Shearsmith and Abbington with Frances Barber’s Elsa.
‘Barely maintained boundaries are everywhere’ … Shearsmith and Abbington with Frances Barber’s Elsa. Photograph: Manuel Harlan

Despite her dubious political leanings, Elsa is not exactly a Trump surrogate, even if her burnt-orange velour tracksuit does call his complexion to mind. Moffat is more concerned with the idea of what seemingly moral people will countenance in exchange for short-term gain. The decline of standards occurs incrementally; before you know it, accommodating a killer (if that is indeed what Elsa is) doesn’t seem all that bad. “Give it a year and we’ll be voting for her,” predicts Peter, who reads this newspaper just so he knows what to be angry about.

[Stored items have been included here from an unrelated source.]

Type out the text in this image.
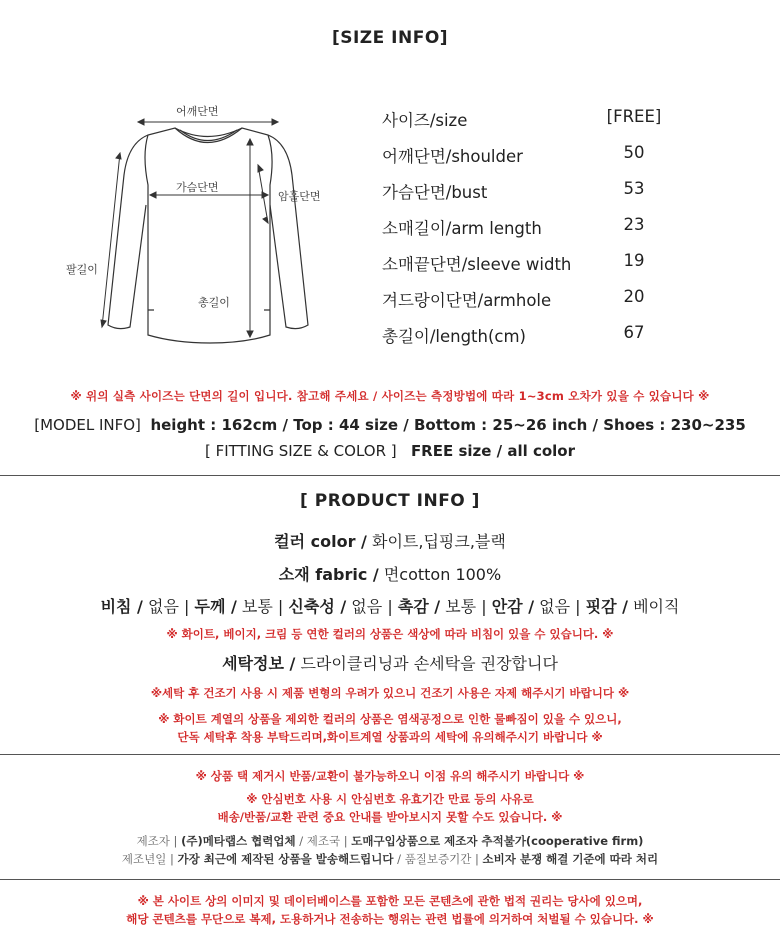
[SIZE INFO]
어깨단면
가슴단면
암홀단면
팔길이
총길이
사이즈/size	[FREE]
어깨단면/shoulder	50
가슴단면/bust	53
소매길이/arm length	23
소매끝단면/sleeve width	19
겨드랑이단면/armhole	20
총길이/length(cm)	67
※ 위의 실측 사이즈는 단면의 길이 입니다. 참고해 주세요 / 사이즈는 측정방법에 따라 1~3cm 오차가 있을 수 있습니다 ※
[MODEL INFO] height : 162cm / Top : 44 size / Bottom : 25~26 inch / Shoes : 230~235
[ FITTING SIZE & COLOR ] FREE size / all color
[ PRODUCT INFO ]
컬러 color / 화이트,딥핑크,블랙
소재 fabric / 면cotton 100%
비침 / 없음 | 두께 / 보통 | 신축성 / 없음 | 촉감 / 보통 | 안감 / 없음 | 핏감 / 베이직
※ 화이트, 베이지, 크림 등 연한 컬러의 상품은 색상에 따라 비침이 있을 수 있습니다. ※
세탁정보 / 드라이클리닝과 손세탁을 권장합니다
※세탁 후 건조기 사용 시 제품 변형의 우려가 있으니 건조기 사용은 자제 해주시기 바랍니다 ※
※ 화이트 계열의 상품을 제외한 컬러의 상품은 염색공정으로 인한 물빠짐이 있을 수 있으니,
단독 세탁후 착용 부탁드리며,화이트계열 상품과의 세탁에 유의해주시기 바랍니다 ※
※ 상품 택 제거시 반품/교환이 불가능하오니 이점 유의 해주시기 바랍니다 ※
※ 안심번호 사용 시 안심번호 유효기간 만료 등의 사유로
배송/반품/교환 관련 중요 안내를 받아보시지 못할 수도 있습니다. ※
제조자 | (주)메타랩스 협력업체 / 제조국 | 도매구입상품으로 제조자 추적불가(cooperative firm)
제조년일 | 가장 최근에 제작된 상품을 발송해드립니다 / 품질보증기간 | 소비자 분쟁 해결 기준에 따라 처리
※ 본 사이트 상의 이미지 및 데이터베이스를 포함한 모든 콘텐츠에 관한 법적 권리는 당사에 있으며,
해당 콘텐츠를 무단으로 복제, 도용하거나 전송하는 행위는 관련 법률에 의거하여 처벌될 수 있습니다. ※
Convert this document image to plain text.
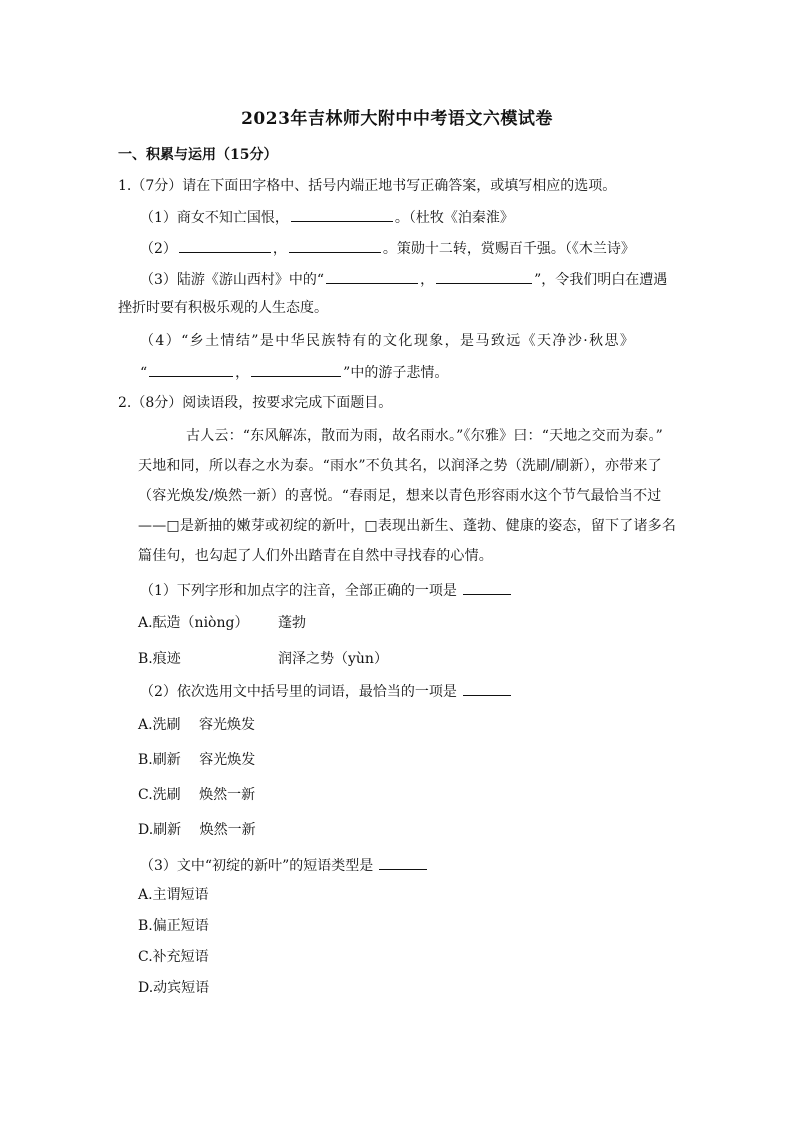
2023年吉林师大附中中考语文六模试卷
一、积累与运用（15分）
1.（7分）请在下面田字格中、括号内端正地书写正确答案，或填写相应的选项。
（1）商女不知亡国恨，	。（杜牧《泊秦淮》
（2）	，	。策勋十二转，赏赐百千强。（《木兰诗》
（3）陆游《游山西村》中的“	，	”，令我们明白在遭遇
挫折时要有积极乐观的人生态度。
（4）“乡土情结”是中华民族特有的文化现象，是马致远《天净沙·秋思》
“	，	”中的游子悲情。
2.（8分）阅读语段，按要求完成下面题目。
古人云：“东风解冻，散而为雨，故名雨水。”《尔雅》曰：“天地之交而为泰。”
天地和同，所以春之水为泰。“雨水”不负其名，以润泽之势（洗刷/刷新），亦带来了
（容光焕发/焕然一新）的喜悦。“春雨足，想来以青色形容雨水这个节气最恰当不过
——□是新抽的嫩芽或初绽的新叶，□表现出新生、蓬勃、健康的姿态，留下了诸多名
篇佳句，也勾起了人们外出踏青在自然中寻找春的心情。
（1）下列字形和加点字的注音，全部正确的一项是
A.酝造（niòng） 蓬勃
B.痕迹	润泽之势（yùn）
（2）依次选用文中括号里的词语，最恰当的一项是
A.洗刷　 容光焕发
B.刷新　 容光焕发
C.洗刷　 焕然一新
D.刷新　 焕然一新
（3）文中“初绽的新叶”的短语类型是
A.主谓短语
B.偏正短语
C.补充短语
D.动宾短语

Gatiss’s brisk directing doesn’t permit lags or reflection (he was asked by prospective producers: “Is it just funny?”) and the rollicking pace plays to the strengths of cast and text alike. Simkins gives a bravely unshowy performance calling on reserves of skill and stamina. Barber breathes new life into a dynamic – devil-may-care American tutoring prim Britons – which feels vaguely played-out.

This is Shearsmith’s evening, though, his paroxysms of awkwardness becoming ever more finely calibrated as the hysteria escalates. Gesturing authoritatively with one arm, he is reduced to an ineffectual usher in his own home. Maintaining two separate lies at once, he seems poised to rip himself in half. The show’s farcical high-point, in which he confronts something far nastier than a fart in the front room, is an agonisingly protracted solo number of exquisite embarrassment. It’s a pity Abbington isn’t given a larger share of the physical comedy, remaining mostly a bystander or straight woman, which seems a waste of her gift for precision.

All this chaos is contained, just about, within Robert Jones’s appropriately higgledy-piggledy set. The bottom half is a cross-section of kitchen and living room, whereas the upper level seems to twist slightly away from us, giving the impression of an otherwise unremarkable hat worn suspiciously askew.